Saturday, May 24, 2008

Sunday dollars+sense: Brendan's big idea


“An idea so ridiculous, so unworthy of the people aspiring to lead our nation, it takes your breath away.”


Not long ago Australia's Liberal Party stood for prudent economic management and the freedom of the individual.

Today it stands for cheaper petrol.

Its leader Brendan Nelson has been saying so continuously.

We stand for lower petrol prices”, “five cents a litre off petrol is what we stand for”, “what we stand for is five an a half cents a litre off the price of petrol at the pump” and so on.

He is beginning to sound like Hillary Clinton and John McCain. In the US both of them (but conspicuously not Barack Obama) are proposing an 18.4 US cents a gallon gas tax holiday - an amount which when converted to Australian currency works out at 5 cents a litre, the same as Australia's Opposition leader is proposing.

Because at least one of them will be a presidential candidate, American economists have to treat the idea seriously...

Paul Krugman, in other circumstances a Clinton supporter,) calls it as “pointless and disappointing”.

Thomas Friedman says it is “so ridiculous, so unworthy of the people aspiring to lead our nation, it takes your breath away.”
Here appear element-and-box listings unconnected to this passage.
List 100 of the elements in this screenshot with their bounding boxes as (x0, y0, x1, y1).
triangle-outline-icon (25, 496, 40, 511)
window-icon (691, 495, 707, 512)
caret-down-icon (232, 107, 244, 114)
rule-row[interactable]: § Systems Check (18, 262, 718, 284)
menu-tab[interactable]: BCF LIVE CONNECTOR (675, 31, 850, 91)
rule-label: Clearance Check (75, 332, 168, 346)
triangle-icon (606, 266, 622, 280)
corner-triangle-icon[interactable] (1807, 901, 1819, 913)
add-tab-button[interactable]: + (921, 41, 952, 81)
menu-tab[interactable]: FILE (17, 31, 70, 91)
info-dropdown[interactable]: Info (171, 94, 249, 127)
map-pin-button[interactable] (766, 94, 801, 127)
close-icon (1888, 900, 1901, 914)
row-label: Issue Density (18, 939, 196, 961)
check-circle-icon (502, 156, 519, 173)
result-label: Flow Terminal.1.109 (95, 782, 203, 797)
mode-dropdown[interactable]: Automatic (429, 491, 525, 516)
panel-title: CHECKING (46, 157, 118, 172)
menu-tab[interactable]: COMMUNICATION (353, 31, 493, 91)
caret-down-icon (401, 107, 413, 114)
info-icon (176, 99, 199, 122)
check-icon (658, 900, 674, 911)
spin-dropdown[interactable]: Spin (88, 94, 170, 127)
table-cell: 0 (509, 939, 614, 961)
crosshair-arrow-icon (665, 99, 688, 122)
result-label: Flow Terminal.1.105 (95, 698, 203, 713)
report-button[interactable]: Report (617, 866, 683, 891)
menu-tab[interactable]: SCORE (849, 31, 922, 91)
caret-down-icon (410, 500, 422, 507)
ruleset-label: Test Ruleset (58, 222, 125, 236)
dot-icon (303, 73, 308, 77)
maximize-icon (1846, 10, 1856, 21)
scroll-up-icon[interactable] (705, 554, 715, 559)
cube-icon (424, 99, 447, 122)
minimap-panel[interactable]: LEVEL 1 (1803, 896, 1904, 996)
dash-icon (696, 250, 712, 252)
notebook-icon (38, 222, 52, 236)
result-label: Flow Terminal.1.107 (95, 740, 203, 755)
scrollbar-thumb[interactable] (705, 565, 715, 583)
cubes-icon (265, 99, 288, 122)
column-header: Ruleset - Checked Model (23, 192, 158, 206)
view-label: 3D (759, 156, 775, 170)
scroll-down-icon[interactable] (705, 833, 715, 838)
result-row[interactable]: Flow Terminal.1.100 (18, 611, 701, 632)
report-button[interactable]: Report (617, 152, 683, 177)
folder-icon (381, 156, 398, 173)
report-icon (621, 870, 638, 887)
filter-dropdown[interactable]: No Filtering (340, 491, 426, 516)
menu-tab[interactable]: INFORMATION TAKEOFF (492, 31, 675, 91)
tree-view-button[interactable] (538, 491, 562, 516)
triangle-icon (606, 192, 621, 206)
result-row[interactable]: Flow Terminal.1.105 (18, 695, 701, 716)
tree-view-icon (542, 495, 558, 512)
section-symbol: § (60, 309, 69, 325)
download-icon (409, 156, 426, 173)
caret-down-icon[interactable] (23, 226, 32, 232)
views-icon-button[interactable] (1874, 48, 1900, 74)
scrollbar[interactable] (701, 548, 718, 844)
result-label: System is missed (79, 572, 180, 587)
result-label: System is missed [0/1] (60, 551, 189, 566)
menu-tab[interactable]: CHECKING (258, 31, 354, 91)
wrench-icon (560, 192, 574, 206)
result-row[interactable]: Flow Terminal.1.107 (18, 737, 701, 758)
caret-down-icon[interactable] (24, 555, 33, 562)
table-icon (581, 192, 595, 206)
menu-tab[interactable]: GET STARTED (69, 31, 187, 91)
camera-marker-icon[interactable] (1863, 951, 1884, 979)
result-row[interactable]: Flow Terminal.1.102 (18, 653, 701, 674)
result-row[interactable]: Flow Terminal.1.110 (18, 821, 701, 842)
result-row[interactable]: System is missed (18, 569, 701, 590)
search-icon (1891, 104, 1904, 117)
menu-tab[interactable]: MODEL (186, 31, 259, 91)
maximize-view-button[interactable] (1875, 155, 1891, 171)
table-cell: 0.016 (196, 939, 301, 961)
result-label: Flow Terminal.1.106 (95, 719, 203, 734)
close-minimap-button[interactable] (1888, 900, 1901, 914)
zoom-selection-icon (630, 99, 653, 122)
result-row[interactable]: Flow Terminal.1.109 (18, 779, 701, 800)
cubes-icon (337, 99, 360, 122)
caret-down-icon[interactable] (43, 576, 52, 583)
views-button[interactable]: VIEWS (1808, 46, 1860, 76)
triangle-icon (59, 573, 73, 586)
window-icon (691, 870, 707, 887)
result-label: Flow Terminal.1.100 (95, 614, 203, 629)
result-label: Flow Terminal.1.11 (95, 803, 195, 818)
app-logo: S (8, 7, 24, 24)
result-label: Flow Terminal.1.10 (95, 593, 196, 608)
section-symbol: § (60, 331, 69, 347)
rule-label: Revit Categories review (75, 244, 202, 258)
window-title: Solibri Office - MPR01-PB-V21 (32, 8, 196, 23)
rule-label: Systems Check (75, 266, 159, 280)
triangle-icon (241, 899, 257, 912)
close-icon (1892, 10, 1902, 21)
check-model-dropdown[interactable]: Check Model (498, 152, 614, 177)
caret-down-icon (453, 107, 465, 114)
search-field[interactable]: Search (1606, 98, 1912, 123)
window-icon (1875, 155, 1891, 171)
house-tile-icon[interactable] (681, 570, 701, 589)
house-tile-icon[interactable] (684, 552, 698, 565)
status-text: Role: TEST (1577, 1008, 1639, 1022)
An open letter signed by 150 of the world's top economists (including three Nobel Prize winners) described it as “bad idea” that would generate “major profits for the oil companies while doing nothing to encourage conservation”.

It would effectively blunt the price signal that is meant to be telling us use less oil – it would be “shooting the messenger”.

An Australian economist living in the US, Justin Wolfers said that the condemnation made him “proud to be an economist”.

“In any election silly season, you can usually find someone willing to support just about any kind of nonsense. But it appears that the economics profession just isn’t that silly,” he wrote.

And then he issued a challenge.

Was there a single coherent economist in the US who actually supported the plan?

Three weeks on, despite wide publicity, he has received no takers.

Clinton herself was asked to name a single credible economist who agreed with her.

She couldn't, and replied: “Well I’ll tell you what, I’m not going to put my lot in with economists.”

“We’ve got to get out of this mindset, where somehow, elite opinion is always on the side of doing things that really disadvantage the vast majority of Americans,” she added.

One of those 'elite' economists Arnold Kling responded: “Soon I expect to hear the Senator from New York promise to jump out of a tenth-story window and fly, to demonstrate defiance of elite physicists who doubt the feasibility of the project.”

Brendan Nelson has taken the Coalition down an interesting road.